Indeed, Duterte has said many things, making it hard to detect what might pass for official statements. His platform calls for federalism, although it is not clear how this would be implemented or if the constitution needs to be revamped. A step in that direction would certainly give the regions more of the power that Manila has held since independence from the US in 1946. Federalism may be what the fringes have been waiting for.

This, of course, has implications for the proposed Bangsamoro Basic Law (BBL), which would create a new Bangsamoro autonomous region in Muslim regions of Mindanao as a compromise to the full independence for which the Moro Islamic Liberation Front (MILF) and other groups have fought for decades.

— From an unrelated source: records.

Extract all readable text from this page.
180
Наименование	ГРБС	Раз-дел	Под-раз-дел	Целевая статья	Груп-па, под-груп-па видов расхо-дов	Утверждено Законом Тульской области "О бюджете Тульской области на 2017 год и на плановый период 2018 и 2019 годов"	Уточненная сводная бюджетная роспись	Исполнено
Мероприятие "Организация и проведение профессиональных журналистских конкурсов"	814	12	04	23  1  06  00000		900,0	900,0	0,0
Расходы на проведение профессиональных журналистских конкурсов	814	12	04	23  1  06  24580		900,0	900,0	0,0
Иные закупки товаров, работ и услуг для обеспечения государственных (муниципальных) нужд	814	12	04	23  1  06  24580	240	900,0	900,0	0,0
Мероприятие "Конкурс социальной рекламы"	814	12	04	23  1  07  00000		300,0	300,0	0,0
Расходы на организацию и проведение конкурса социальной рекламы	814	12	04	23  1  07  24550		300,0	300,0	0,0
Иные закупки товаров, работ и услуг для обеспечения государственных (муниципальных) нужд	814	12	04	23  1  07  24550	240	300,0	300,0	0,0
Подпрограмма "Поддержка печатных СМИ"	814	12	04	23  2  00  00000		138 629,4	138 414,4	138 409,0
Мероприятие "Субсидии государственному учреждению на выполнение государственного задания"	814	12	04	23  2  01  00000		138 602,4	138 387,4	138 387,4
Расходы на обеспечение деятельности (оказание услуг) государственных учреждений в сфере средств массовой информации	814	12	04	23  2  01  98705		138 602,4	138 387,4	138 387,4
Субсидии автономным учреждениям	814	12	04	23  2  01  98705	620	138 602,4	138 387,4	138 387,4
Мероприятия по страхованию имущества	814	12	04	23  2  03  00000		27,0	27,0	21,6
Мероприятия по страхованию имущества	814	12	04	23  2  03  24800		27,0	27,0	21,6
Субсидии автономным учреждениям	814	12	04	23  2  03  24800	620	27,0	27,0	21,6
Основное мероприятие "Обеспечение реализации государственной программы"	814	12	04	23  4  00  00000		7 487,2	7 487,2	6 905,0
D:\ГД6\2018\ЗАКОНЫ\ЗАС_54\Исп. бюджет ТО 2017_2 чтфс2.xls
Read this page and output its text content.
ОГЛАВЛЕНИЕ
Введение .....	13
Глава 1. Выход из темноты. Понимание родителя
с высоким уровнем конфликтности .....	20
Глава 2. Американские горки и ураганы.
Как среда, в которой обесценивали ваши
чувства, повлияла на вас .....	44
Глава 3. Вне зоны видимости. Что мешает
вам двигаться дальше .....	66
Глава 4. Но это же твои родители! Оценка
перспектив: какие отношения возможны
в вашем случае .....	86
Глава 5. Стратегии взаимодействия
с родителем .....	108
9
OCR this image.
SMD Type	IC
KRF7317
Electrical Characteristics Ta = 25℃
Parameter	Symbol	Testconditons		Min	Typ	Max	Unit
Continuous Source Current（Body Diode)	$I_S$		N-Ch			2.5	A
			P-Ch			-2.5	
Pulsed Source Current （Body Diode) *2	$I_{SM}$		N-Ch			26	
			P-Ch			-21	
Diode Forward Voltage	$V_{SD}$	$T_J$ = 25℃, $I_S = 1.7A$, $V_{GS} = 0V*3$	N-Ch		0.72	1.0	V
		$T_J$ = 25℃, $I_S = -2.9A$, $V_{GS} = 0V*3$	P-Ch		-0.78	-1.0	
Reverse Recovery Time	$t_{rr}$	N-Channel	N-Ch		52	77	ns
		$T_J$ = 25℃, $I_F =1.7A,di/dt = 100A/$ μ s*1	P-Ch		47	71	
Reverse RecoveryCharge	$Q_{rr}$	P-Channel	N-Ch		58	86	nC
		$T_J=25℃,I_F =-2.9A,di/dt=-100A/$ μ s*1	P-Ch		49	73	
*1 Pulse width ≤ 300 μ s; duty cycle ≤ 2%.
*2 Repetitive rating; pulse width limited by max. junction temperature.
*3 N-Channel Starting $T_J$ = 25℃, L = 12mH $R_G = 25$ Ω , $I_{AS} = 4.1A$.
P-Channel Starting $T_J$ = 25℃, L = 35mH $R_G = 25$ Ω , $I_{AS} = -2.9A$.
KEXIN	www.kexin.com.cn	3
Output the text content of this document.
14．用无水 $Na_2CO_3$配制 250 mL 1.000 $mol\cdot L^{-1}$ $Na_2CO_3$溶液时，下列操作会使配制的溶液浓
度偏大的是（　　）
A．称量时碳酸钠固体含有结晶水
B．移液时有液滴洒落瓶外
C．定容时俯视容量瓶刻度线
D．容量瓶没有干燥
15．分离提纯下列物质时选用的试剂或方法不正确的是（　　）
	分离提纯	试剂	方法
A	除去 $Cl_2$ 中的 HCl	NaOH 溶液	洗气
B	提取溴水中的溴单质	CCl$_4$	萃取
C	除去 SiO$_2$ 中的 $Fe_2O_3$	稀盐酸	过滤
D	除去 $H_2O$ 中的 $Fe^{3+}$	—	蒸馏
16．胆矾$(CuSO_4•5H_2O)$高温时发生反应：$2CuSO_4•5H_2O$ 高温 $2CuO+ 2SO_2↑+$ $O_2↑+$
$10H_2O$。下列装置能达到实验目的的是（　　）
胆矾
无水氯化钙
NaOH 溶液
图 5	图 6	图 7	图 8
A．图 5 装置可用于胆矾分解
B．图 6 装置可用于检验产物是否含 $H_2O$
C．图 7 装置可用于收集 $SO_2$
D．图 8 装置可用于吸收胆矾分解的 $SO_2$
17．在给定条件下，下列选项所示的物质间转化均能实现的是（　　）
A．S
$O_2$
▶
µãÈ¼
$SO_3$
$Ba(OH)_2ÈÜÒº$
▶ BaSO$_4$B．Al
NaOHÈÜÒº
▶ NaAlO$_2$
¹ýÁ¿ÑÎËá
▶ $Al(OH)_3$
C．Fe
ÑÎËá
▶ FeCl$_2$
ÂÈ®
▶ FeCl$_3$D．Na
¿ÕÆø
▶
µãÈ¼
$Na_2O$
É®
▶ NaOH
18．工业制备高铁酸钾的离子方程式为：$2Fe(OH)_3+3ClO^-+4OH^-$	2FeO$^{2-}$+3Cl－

The MILF and the Aquino Administration signed a peace deal in 2012 aimed at creating a new autonomous political entity in Mindanao. However, the passage of the BBL, a key component of the peace talks, was derailed after 44 police commandos were killed in a clash with the MILF and other groups in Mamasapano, Maguindanao province on January 25, 2015.

The ensuing public backlash against the deal meant that the Aquino Administration ran out of time to convince Congress to pass the BBL as opponents also raised questions of constitutional violations in the draft agreement.

There have, however, been indications that Duterte has sympathy with the Muslim Mindanaoan cause. In his campaign sorties, the lone Mindanaoan Presidential candidate would tell the crowd how the Moro people have been marginalised and how important it is to “correct the historical injustice.”

MILF chair Al Haj Murad Ebrahim has hailed Duterte’s “historic victory… [as] a true son of Mindanao in whose veins Moro blood runs,” noting his stance on the Bangsamoro Basic Law during the election campaign has “infused optimism and confidence among our people, which should explain why they overwhelmingly supported [his] candidacy.”

While visiting an MILF camp in February, Duterte said he would convene a Constitutional Commission to amend the 1987 Constitution into a federal system but “if it takes time, and if only to defuse tension, in my government I will convince Congress to pass the BBL then make it as a template for federal states.”

While Duterte is inclined to express bullish confidence on all matters, convincing the Congress will require supreme political skills. A large portion of Congress remains sceptical of the bona fides of the MILF, given the volatile history of Muslim separatist groups in Mindanao. Even Duterte’s vice presidential running mate, Senator Alan Cayetano, who was third in the VP race, is one of the leading dissenting voices to the proposed BBL. Cayetano has been promised a Cabinet position in the Duterte Administration after the 12-month waiting period for losing candidates to take up government posts.

More than anything, the proposed BBL will require relative calm in Mindanao. The continuing hostage for ransom activity of the ISIS-affiliated Abu Sayyaf and the disaffection of the hardline MILF-offshoot Bangsamoro Islamic Freedom Fighters make it a doubtful prospect.